I should be doing a few other things, but I just have to blog while I have that first cup of coffee this morning. It's too good of a revelation not to share. I have lost 10 pounds. If you want to be technical 9.8 pounds - but I feel comfortable rounding to 10. I got on the scale this morning and it confirms what I have always believed - that you don't have to diet to lose weight. Diet, as in seriously restrict your food intake till you're starving all the time.

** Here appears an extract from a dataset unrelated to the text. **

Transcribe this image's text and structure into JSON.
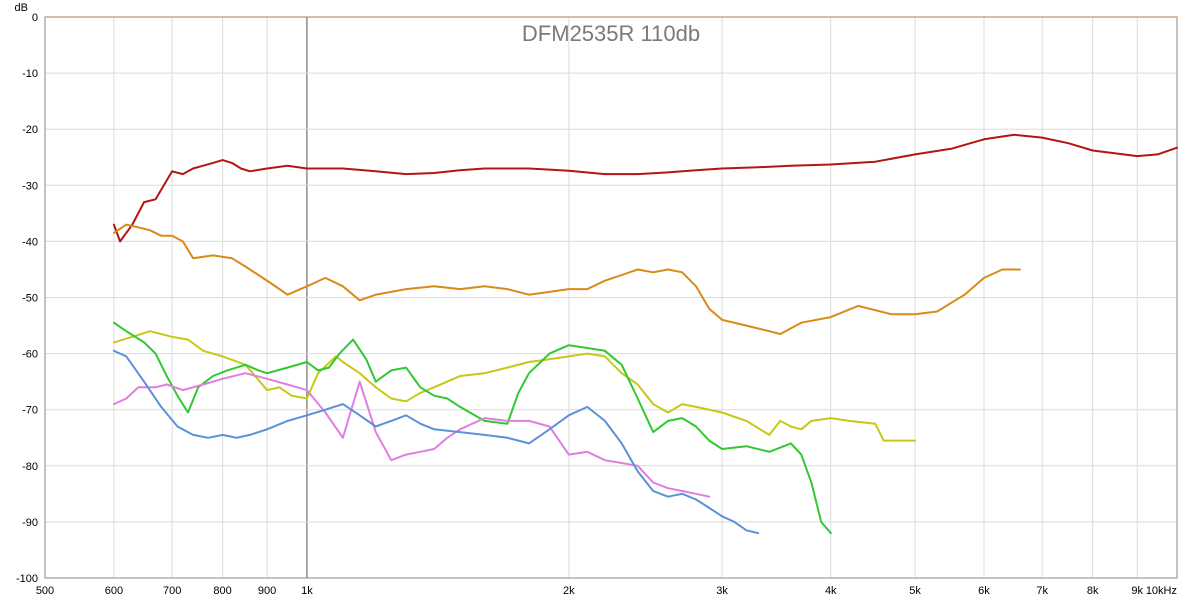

I did the Weigh Down Workshop years ago with my friend Carol, and we both lost a lot of weight. We also learned a lot of scripture. There was a big hoopla in the Christian community when the founder was outed as a Unitarian - which I didn't bother me nearly as much as her hair! More recently I had started to participate in a similarly Bible based weight loss program online that I failed at rather quickly. I learned something from both of these studies that I have applied with success this week - that God designed our bodies to work a certain way. He created our bodies to function properly under certain conditions. The problem for me was that these programs also required a great deal of Bible study.
Whoa - before anyone gets offended or feels I just made some sort of shocking revelation about an aversion to the Bible, please understand - I love the Bible. But, I personally refuse to use it as some magic formula to get me from point A to point B as far as my weight loss. I just can't do it. I personally don't like it when someone seeks to get close to me with ulterior motivation, and I personally can't imagine God does either. This is not to diminish in any way the successes that others have had - but for me, I know that all the scripture memorization and Bible study had an ulterior motive. Which is why when it ended, I gained all the weight back, and failed. The Bible study was a stumbling block for me - a program of guilt and obligation - when I didn't get to it or stay consistent with it, how I ate and the numbers on the scales reflected it.
But recently I have been thinking so much about what we are supposed to eat and not eat. I have also pondered the all things in moderation - meaning that nothing need be eliminated but put in its proper place. I have had the hunger pangs of an empty stomach. I have experienced the joy of eating cake again, and still been dropping pounds here and there. When I realize that my body is working the way it was designed, I am worshipful towards a Creator who made me this way.
No secret formulas. No guilt and obligation. Just me and God. He is teaching me all about His marvelous creation of the human body - my own.